Gli U2 le hanno dedicato una canzone. L’ha sentita?
Sì, certamente. Mi piace e mi piacciono gli U2. Mi ha divertito l’idea di essere diventata anche un soggetto per le loro canzoni.

Penso che l’attenzione della Birmania in Occidente sia dovuto più alla sua figura che a un reale interesse per il futuro della nazione.
Spero che non abbia ragione, ma temo anche io che sia in parte dovuto a questo. Ho paura che, nel caso io muoia o lasci il mondo della politica, l’attenzione internazionale non si focalizzi più su questo nostro martoriato Paese.

In Occidente si discute su come aiutare il movimento democratico birmano a prevalere sui militari. C’è chi parla di boicottare il turismo, chi parla di boicottare le compagnie che hanno interessi in Birmania, chi invece propone un aiuto sostanzioso e decisivo agli stati etnici del nord per combattere militarmente i militari di Yangon.

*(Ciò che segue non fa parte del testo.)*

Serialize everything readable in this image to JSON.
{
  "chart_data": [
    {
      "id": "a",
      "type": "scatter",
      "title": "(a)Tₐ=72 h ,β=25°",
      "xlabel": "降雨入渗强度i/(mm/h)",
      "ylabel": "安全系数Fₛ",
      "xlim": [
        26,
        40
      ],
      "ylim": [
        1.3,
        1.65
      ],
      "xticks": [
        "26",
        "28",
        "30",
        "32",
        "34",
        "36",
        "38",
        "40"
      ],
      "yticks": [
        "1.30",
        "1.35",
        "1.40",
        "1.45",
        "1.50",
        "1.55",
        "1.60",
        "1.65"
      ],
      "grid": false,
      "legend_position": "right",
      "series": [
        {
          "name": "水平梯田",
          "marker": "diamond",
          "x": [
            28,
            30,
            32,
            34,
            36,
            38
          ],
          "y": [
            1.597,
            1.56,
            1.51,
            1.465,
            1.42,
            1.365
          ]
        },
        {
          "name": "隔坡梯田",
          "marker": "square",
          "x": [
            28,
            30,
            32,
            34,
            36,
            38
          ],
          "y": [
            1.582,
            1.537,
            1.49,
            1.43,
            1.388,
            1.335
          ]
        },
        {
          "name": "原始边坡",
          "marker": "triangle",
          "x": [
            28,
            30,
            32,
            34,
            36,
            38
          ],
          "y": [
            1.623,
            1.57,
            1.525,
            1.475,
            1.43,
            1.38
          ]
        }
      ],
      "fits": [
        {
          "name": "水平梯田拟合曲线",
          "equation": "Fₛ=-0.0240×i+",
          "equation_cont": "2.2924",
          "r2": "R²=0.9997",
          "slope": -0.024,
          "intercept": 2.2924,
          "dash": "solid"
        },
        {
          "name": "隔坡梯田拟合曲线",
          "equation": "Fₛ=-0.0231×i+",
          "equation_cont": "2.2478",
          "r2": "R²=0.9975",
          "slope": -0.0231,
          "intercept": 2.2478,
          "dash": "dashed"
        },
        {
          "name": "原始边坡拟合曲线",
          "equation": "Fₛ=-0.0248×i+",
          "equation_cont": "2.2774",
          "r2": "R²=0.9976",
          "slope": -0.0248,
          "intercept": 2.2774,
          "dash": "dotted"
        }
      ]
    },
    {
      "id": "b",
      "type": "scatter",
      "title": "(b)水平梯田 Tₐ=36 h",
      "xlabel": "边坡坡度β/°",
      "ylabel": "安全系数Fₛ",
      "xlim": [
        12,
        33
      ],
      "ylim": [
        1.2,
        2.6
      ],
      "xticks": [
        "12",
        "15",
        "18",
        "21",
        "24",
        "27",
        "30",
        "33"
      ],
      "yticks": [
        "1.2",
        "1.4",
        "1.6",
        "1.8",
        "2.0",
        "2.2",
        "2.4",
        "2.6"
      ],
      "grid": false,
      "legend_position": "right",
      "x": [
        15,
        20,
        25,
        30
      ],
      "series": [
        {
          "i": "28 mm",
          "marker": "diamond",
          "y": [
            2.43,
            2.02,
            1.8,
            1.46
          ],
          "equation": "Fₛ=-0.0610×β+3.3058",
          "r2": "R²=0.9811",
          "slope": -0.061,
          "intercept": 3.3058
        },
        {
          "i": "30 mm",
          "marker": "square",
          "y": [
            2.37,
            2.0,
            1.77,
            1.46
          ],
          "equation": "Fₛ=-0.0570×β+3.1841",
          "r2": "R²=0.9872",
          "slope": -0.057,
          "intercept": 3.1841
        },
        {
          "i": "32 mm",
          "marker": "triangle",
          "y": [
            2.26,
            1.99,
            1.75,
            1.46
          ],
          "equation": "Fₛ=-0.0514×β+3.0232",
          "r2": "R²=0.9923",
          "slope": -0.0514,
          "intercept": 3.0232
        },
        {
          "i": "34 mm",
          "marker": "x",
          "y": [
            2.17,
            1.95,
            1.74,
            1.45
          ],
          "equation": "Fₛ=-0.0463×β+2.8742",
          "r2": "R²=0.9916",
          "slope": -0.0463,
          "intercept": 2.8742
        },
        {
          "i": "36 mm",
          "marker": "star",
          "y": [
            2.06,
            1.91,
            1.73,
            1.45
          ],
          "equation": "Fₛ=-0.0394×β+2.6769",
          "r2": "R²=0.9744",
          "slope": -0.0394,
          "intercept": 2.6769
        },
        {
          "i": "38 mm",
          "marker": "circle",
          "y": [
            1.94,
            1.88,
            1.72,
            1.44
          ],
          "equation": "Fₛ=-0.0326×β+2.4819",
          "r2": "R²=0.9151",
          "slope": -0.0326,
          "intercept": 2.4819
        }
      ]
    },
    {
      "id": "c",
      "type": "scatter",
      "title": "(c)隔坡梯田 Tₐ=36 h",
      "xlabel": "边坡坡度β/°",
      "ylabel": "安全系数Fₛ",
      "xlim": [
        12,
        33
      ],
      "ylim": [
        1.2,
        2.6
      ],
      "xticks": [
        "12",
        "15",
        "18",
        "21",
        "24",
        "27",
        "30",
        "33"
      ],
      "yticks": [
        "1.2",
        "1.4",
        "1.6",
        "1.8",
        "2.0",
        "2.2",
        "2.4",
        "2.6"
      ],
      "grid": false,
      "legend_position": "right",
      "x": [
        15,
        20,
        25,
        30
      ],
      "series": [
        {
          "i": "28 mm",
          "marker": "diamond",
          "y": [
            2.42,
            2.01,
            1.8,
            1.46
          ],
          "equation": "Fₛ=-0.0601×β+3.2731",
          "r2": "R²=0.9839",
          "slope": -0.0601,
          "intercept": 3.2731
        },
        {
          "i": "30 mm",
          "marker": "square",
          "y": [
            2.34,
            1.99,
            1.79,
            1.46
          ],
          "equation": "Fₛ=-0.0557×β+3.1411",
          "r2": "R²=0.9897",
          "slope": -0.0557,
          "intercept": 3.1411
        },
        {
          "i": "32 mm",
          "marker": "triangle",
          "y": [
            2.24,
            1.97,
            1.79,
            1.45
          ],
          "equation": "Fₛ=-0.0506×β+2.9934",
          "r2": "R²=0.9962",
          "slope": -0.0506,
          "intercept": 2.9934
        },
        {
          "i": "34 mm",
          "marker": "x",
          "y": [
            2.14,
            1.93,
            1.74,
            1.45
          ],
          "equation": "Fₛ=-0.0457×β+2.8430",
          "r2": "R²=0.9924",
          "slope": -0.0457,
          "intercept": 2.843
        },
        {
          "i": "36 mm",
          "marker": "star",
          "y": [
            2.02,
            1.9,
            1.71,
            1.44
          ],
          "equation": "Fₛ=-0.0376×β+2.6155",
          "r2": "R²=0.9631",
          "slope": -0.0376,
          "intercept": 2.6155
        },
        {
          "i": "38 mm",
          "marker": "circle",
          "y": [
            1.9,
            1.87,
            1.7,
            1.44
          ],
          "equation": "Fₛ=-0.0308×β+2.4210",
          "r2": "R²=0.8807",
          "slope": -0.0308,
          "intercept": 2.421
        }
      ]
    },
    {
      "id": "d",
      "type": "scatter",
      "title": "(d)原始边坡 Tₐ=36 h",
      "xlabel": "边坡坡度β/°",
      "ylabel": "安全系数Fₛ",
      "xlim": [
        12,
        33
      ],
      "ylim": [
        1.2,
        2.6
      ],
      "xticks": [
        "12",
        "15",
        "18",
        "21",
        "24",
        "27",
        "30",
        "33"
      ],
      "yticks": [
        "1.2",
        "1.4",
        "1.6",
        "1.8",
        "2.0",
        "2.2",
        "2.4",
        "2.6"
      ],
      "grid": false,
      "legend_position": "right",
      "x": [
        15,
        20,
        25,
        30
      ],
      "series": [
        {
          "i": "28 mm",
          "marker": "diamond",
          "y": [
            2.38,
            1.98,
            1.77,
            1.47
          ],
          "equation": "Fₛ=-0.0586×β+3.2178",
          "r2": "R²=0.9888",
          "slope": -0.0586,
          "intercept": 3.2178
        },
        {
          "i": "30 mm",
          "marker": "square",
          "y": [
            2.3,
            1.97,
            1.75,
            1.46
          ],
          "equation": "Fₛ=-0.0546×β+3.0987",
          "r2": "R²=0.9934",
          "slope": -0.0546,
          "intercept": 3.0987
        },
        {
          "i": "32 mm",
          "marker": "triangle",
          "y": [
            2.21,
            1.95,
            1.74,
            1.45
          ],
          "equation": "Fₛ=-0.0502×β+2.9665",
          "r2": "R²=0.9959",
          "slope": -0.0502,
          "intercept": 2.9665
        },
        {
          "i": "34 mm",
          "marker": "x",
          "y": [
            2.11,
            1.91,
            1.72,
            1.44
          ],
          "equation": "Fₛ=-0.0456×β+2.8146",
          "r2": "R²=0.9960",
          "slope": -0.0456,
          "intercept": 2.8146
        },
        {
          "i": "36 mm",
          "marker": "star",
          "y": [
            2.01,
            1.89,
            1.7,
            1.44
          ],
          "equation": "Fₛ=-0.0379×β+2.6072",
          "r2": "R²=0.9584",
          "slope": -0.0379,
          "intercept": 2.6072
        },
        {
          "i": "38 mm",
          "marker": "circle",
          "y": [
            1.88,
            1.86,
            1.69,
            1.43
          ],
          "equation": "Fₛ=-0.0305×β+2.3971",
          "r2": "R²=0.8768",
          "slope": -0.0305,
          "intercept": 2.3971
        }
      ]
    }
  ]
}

Molti turisti vengono in Birmania individualmente con l’intento di conoscere più a fondo la realtà del Paese. Questo mi sembra positivo. E’ anche vero, però, che l’industria del turismo arricchisce il governo e i funzionari, ma non credo che un totale boicottaggio in questo senso potrebbe influenzare in modo decisivo la politica birmana. Diverso è il discorso con  le industria che operano nel Paese con l’assenso dei militari. Un boicottaggio mirato contro queste compagnie potrebbe dare qualche risultato positivo. Non sono neppure convinta che aiutare militarmente gli stati del nord a ribellarsi contro i militari sia la soluzione. Creerebbe più caos nel Paese, più miseria e distruzione.